The performance of lignin depolymerization is basically determined by the interunit C–O and C–C bonds. Numerous C–O bond cleavage strategies have been developed, while the cleavage of C–C bond between the primary aromatic units remains a challenging task due to the high dissociation energy of C–C bond. Herein, a multifunctional RuRe alloy catalyst was designed, which exhibited exceptional catalytic activity for the cleavage of both C–O and C–C linkages in a broad range of lignin model compounds (β-1, α-5, 5–5, β-O-4, 4-O-5) and two stubborn lignins (kraft lignin and alkaline lignin), affording 97.5% overall yield of monocyclic compounds from model compounds and up to 129% of the maximum theoretical yield of monocyclic products based on C–O bonds cleavage from realistic lignin.
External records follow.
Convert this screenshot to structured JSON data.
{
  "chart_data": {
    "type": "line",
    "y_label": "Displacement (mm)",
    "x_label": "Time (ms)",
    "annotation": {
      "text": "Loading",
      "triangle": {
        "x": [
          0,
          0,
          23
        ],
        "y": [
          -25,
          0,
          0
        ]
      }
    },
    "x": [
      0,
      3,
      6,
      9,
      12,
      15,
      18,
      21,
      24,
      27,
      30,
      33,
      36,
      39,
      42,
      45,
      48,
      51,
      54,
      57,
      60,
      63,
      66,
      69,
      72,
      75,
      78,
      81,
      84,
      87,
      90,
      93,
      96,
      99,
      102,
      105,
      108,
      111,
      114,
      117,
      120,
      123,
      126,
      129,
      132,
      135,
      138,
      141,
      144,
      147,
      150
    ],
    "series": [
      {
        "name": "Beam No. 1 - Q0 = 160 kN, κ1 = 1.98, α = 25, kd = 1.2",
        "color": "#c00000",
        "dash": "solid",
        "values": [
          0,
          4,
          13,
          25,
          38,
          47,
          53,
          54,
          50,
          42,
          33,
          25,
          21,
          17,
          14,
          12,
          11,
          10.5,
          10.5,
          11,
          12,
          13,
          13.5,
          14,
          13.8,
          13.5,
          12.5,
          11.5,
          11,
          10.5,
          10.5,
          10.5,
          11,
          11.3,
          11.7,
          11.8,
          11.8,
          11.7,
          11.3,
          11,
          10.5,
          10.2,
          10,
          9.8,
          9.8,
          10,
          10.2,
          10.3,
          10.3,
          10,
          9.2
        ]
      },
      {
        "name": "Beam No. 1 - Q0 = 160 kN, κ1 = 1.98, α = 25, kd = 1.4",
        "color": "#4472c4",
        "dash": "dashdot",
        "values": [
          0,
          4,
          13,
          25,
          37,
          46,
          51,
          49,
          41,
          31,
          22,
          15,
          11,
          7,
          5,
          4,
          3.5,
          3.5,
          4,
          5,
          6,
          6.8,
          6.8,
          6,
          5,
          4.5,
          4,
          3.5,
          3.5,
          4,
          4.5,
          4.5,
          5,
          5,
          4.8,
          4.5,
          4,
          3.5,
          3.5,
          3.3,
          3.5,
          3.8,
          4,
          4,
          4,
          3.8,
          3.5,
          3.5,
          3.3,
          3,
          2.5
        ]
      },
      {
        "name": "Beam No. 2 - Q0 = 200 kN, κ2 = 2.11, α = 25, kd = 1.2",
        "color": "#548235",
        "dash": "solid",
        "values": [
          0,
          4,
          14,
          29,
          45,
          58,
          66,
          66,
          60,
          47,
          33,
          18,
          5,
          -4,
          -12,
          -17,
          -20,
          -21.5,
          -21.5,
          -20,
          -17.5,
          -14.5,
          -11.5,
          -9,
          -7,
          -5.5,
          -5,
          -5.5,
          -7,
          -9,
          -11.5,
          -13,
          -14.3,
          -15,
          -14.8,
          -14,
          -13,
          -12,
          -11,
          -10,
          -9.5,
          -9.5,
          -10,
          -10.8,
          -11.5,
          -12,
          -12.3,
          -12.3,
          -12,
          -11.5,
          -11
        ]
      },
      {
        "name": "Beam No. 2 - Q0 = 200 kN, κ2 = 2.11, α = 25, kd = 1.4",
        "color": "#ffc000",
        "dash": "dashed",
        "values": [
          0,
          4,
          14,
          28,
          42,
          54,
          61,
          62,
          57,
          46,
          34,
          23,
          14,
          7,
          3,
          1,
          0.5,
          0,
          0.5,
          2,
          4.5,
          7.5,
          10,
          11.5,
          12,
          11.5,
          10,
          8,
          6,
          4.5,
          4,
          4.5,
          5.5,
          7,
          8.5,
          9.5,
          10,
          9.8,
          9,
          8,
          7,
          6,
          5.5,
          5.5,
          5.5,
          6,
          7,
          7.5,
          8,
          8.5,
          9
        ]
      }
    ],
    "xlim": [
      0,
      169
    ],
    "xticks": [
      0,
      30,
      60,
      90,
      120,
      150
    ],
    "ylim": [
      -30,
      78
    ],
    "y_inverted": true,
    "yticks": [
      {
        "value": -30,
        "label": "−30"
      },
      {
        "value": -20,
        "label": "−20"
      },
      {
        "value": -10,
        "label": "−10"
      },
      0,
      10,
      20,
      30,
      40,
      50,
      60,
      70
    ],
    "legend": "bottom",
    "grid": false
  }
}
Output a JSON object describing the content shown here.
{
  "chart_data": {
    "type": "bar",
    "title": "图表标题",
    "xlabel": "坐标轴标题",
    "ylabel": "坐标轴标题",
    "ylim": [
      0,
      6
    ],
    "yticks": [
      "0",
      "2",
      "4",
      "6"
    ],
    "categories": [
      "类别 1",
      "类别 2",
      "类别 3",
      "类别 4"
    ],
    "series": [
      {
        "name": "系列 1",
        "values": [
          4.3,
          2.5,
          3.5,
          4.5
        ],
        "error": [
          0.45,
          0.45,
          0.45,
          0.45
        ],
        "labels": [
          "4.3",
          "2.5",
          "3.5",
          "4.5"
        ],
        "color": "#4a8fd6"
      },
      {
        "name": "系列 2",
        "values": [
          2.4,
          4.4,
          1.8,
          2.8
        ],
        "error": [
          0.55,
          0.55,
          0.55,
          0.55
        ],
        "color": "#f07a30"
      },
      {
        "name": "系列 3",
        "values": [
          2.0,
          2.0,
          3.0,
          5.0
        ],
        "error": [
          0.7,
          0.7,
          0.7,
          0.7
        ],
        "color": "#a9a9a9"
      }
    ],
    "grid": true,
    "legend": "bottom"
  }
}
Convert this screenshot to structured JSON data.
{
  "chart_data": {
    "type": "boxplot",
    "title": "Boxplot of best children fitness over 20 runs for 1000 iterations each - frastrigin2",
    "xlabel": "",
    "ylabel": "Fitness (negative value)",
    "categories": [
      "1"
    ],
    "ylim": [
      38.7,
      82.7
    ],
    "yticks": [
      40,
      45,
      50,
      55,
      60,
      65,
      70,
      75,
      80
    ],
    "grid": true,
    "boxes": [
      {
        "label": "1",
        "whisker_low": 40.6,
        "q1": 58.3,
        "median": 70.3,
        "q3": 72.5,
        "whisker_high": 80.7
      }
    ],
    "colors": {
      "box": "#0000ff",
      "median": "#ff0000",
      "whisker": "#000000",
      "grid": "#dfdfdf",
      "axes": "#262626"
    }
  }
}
Scanning transmission electron microscopy (STEM) characterization showed that RuRe (1:1) alloy particles with hexagonal close-packed structure were homogeneously dispersed on the support. Quasi-in situ X-ray photoelectron spectroscopy (XPS), and X-ray absorption spectroscopy (XAS) indicate that Ru species were predominantly metallic state, whereas Re species were partially oxidized; meanwhile, there was a strong interaction between Ru and Re, where the electron transfer from Re to Ru was occurred, resulting in great improvement on the capability of C–O and C–C bonds cleavage in lignin conversion.